No one could have ever imagined the absurd fate awaiting Mirror's Quest and the other horses of Fukushima: almost dying in the tsunami; exposed to radiation inside the 20 km exclusion zone surrounding the nuclear meltdown; left for weeks without fodder; shut away in stables for months because of government red tape.

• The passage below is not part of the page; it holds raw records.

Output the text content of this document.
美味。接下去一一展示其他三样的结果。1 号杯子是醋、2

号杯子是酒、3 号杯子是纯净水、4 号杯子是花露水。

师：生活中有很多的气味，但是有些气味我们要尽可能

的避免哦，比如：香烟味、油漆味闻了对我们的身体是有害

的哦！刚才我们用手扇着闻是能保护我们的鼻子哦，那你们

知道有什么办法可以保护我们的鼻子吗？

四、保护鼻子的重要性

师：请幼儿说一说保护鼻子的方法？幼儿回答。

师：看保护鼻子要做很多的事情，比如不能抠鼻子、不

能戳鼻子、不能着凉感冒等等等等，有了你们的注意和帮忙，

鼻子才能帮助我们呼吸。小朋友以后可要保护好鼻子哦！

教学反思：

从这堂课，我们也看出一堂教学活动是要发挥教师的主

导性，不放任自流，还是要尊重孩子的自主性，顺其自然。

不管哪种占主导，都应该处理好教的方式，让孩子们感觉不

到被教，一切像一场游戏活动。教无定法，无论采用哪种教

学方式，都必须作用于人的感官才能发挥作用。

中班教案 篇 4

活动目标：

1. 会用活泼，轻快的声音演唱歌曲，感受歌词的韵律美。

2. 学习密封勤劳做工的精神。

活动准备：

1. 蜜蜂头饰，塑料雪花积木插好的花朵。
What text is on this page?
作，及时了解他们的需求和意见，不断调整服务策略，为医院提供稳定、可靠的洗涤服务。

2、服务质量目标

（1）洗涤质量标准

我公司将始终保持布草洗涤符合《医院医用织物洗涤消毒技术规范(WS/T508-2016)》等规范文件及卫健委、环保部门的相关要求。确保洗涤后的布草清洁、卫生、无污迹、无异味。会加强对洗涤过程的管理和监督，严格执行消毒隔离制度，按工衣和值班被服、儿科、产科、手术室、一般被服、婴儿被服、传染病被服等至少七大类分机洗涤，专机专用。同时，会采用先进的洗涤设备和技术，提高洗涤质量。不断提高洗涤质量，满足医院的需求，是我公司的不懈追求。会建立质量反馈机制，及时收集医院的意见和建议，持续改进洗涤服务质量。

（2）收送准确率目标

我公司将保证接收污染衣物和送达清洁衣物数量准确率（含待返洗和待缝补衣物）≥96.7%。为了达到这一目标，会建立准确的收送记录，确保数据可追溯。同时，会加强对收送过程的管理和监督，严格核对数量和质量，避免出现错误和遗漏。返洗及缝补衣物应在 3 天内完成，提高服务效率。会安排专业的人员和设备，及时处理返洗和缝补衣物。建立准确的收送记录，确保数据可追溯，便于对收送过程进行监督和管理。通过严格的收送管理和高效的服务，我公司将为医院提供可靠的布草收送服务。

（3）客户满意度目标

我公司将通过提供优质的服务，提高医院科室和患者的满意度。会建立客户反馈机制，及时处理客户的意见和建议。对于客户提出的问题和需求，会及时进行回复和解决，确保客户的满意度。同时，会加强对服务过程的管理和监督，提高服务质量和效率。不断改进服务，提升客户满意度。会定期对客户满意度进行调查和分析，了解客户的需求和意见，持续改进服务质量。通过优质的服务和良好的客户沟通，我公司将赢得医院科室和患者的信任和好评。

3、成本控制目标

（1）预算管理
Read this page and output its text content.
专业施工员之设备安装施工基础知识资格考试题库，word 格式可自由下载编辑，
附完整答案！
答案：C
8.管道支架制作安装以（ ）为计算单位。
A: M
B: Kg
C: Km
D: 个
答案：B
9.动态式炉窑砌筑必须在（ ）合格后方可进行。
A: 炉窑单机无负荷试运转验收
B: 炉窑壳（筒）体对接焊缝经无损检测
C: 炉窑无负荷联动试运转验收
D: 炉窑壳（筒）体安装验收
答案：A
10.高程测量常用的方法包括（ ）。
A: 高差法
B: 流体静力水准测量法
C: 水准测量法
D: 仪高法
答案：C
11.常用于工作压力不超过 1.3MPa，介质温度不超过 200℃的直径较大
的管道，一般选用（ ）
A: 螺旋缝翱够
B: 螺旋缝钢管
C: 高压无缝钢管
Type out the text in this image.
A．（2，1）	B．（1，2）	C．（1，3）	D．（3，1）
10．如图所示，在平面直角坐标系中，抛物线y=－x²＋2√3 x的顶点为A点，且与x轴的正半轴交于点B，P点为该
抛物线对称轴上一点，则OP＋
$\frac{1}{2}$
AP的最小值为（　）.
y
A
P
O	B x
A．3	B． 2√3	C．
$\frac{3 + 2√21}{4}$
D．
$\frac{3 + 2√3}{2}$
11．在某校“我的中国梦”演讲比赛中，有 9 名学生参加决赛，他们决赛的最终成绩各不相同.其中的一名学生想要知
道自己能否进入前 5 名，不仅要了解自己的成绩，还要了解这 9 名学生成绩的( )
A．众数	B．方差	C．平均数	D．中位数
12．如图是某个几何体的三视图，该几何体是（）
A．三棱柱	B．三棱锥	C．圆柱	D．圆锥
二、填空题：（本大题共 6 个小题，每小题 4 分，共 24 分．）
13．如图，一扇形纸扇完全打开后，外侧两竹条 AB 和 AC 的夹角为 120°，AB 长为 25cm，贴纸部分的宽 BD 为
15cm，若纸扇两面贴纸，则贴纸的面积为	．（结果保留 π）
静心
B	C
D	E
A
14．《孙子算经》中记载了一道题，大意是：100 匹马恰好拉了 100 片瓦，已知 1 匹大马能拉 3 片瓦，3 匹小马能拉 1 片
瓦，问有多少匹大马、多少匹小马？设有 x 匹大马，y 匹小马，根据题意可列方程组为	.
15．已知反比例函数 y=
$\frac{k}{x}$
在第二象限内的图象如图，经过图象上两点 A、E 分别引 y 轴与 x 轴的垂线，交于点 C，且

Fukushima: Memories of the Lost Landscape

Fukushima: Memories of the Lost Landscape (Matsubayashi) Total running time: Approx. 109 minutes. / color

The Enei district of Minami Soma town lies within the 20 km exclusion zone around the Fukushima Daiichi Nuclear Power Plant. In early April 2011, immediately after the devastating tsunami and nuclear meltdown forced people to evacuate the area, filmmaker Yoju Matsubayashi rushed here with relief goods. From a chance meeting with city councilor Kyoko Tanaka, he began making this film. Living together with the evacuees in school classrooms designated as temporary refuge centers, he captured an extraordinary period in the lives of the local people. Interspersed with humorous episodes and deep emotions, the film delves into memories of a local culture that has been taken away by the tragedy.

Flowers & Troops

Flowers & Troops (Matsubayashi) Total running time: Approx. 106 minutes. / color

Inspired by the documentaries of the great Shohei Imamura, under whom the filmmaker studied, this film explores the lives of Japanese soldiers who chose not to return to Japan when the war finished, but who stayed behind in Southeast Asia to build new lives for themselves.